Basic Trope: A work set in a certain historical time period has elements of other time periods thrown in.

  • Straight: People riding automobiles in 1880.
  • Exaggerated: People listening to iPods and playing Xbox 360 in 1880 BC.
  • Beyond the Impossible: In dinosaur ages, humans are seen flying with planes and browsing the internet with laptops. Bonus points if there's also technology that's not even possible yet.
  • Downplayed: A society believes in a heliocentric universe even though it's still in the Ancient Roman times.
  • Justified:
    • One of the characters is a time traveller who brings anachronistic elements with them into other time periods.
    • Or it's an Alternate Universe where technology advanced faster.
    • Or one of the characters is ahead of his or her time in inventing various devices the modern audience would recognize, but their contemporaries keep telling them that It Will Never Catch On.

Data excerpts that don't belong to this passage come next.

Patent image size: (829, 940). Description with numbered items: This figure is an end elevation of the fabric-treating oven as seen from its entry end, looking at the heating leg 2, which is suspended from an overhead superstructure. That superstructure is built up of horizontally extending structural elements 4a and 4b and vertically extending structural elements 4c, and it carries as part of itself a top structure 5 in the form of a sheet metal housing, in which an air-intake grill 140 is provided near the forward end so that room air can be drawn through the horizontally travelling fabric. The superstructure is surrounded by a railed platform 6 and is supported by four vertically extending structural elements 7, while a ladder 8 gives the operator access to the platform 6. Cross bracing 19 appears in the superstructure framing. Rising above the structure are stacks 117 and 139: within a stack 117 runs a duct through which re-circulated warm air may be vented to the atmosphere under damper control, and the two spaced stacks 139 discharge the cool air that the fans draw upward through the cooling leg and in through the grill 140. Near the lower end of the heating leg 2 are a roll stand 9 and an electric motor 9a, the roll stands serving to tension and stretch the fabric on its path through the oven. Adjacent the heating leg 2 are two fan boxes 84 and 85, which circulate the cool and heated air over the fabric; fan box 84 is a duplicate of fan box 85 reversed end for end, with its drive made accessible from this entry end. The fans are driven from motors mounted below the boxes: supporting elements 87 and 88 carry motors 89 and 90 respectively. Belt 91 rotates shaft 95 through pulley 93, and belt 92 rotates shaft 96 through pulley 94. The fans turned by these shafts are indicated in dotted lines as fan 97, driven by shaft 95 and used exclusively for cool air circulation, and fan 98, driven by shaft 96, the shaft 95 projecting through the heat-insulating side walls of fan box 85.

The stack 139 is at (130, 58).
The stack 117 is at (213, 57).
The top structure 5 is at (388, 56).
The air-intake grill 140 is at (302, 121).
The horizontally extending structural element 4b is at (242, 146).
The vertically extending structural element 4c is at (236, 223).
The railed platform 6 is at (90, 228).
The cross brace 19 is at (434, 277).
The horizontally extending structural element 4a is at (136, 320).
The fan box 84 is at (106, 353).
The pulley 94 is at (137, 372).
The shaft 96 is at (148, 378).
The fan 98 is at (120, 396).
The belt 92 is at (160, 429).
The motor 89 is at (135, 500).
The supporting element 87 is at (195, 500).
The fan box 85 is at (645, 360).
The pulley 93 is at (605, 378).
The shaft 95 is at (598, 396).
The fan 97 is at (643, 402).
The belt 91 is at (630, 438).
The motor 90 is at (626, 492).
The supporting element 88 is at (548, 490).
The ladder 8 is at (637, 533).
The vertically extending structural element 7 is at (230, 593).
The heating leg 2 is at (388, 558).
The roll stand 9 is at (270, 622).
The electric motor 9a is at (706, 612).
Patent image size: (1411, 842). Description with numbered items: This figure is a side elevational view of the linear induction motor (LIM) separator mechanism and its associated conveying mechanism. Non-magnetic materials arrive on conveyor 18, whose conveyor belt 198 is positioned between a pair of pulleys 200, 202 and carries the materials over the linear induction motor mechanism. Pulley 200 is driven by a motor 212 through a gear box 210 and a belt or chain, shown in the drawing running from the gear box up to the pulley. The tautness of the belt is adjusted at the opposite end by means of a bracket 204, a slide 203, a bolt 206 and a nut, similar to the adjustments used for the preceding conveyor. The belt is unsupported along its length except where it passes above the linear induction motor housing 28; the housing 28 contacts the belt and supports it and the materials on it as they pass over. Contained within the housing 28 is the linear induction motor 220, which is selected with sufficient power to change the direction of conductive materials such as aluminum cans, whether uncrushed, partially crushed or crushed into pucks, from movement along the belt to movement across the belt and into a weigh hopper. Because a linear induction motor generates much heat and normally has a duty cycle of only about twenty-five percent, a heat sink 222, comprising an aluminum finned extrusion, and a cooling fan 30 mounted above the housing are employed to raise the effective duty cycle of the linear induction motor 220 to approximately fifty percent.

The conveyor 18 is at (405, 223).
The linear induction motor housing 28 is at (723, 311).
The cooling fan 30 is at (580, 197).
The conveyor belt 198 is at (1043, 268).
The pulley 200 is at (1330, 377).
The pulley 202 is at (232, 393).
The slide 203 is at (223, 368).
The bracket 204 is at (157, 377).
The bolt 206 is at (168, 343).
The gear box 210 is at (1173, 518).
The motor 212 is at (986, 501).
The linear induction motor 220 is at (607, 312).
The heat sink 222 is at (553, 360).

    • Time is breaking down. See "Deconstructed" for more information.
  • Inverted: People listening to 8-track tapes in 2038.
  • Subverted: Bob realizes it's really a bunch of historical recreationists who make a Plethora of Mistakes.
  • Double Subverted: Bob asks them about it, and they say it's intentional because it seems cooler that way.
  • Parodied: Purely Aesthetic Era
  • Deconstructed:
    • The more advanced technologies have been dropped into this time by a malfunctioning time machine from thousands of years in the future where mankind is extinct and there is no one to turn it off. Each piece of future technology that is dropped and used in the older time risks destabilizing the time stream and causing the destruction of the universe.
    • Any coolness in the setting self-destructs. The Victorian Gentleman promptly kills himself upon seeing a T-rex. The T-rex promptly swallows a jetpack and explodes.
  • Reconstructed: Modern-era technology, while anachronistic, conveys to the viewer the social or emotional impact of the setting and its own technical advances.
  • Zig Zagged: The setting can't make up its mind when it's set, so you're never quite sure if it's an anachronism or not.
  • Averted: All technology used is accurate to the specific time period.
  • Enforced:
    • "I just don't care if Julius Caesar wasn't really in a steamy love affair with Mary, Queen of Scots! We've got to sell tickets!"
    • Accurate sources and surviving examples of materials from the age that the story is set in may be incomplete, inaccurate, in short supply or too delicate to be used, meaning that even if the producers do care they still have to do the best with what they have, even if it means extrapolating based on the evidence or using anachronistic
  • Lampshaded: "You know the telephone wasn't meant to be invented for another ten years, right?"
  • Invoked: Time travellers leave a few pieces of modern technology lying around specifically to see what happens when you mix a few items of modern technology into an older setting.
  • Defied: Bob goes to see a historical recreation, and quite accurately praises it on its realism.
  • Discussed: "Aw, we've time-traveled back a hundred years again. Unfortunately, this means we don't have televisions, unlike what movies might make you think."
  • Conversed: "Was the motorcycle even invented in 1810?"